Особого внимания в сборнике заслуживает рассказ «Водонапорная башня». Текст по-своему удивителен, так как написан одним предложением. В истории литературы хорошо известны не только рассказы, но книги, написанные одним предложением (например, известная книга «Хотят ли русские войны» состоит всего из одного слова-предложения: «Нет»). Однако Пелевин - наоборот - пишет рассказ одним, но едва ли не бесконечно сложным, многосоставным предложением, которое растягивается почти на 14 книжных страниц. А для героя рассказа оказывается длинною в целую жизнь.

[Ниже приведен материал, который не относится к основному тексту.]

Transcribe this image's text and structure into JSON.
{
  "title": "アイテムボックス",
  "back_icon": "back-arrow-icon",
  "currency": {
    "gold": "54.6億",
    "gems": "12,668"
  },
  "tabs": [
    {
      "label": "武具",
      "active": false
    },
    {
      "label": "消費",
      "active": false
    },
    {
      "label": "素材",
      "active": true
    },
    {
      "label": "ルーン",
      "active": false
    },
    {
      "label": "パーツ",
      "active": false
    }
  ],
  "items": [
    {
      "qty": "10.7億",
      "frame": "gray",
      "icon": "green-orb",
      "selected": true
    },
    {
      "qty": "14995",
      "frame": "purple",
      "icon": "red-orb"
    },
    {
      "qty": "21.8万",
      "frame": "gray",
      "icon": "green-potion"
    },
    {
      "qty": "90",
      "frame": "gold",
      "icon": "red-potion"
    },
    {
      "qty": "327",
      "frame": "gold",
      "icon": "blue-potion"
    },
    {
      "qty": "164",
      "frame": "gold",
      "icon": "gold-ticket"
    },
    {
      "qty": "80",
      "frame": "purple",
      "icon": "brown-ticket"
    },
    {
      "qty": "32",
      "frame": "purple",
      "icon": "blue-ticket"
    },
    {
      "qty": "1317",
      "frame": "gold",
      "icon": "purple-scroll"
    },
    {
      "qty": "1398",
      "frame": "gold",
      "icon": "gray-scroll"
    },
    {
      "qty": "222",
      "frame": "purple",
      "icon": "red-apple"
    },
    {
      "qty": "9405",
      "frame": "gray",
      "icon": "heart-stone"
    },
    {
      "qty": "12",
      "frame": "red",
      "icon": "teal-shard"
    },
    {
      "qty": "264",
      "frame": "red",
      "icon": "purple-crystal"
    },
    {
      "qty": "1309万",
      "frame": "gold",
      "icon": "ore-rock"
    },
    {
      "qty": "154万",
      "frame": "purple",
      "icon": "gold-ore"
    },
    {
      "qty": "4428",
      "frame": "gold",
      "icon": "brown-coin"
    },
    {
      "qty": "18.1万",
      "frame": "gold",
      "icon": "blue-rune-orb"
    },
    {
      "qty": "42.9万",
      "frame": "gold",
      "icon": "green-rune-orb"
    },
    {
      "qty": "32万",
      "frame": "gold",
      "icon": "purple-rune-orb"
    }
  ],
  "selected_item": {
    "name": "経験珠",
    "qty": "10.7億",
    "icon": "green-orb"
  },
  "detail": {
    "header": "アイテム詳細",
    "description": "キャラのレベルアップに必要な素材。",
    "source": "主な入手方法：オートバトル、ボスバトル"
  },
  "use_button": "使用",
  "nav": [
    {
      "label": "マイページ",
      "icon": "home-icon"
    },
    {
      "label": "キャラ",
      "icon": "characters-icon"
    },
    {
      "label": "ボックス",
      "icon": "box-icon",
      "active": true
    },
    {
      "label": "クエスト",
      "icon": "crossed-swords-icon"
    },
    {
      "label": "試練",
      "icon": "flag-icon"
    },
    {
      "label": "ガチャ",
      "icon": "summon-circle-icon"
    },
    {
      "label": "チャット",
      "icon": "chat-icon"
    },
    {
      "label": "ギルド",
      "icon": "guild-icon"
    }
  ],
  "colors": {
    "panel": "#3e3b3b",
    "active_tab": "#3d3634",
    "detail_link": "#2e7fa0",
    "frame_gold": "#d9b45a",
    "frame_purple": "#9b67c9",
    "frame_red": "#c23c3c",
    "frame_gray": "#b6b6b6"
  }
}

Хорошо известно, что пример описания человеческой жизни одним словом, точнее, одним эпитетом - прилагательным « нормальный» - предпринял в одной из частей романа «Норма» концептуалист В. Сорокин. В нем жизнь некоего героя начиналась со словосочетания «Нормальные роды», а заканчивалась словами «Нормальная смерть». Вполне допустима мысль, что толчком к созданию рассказа-предложения Пелевина вновь послужили практики «московских концептуалистов» и, скорее всего, непосредственно «Норма» Сорокина.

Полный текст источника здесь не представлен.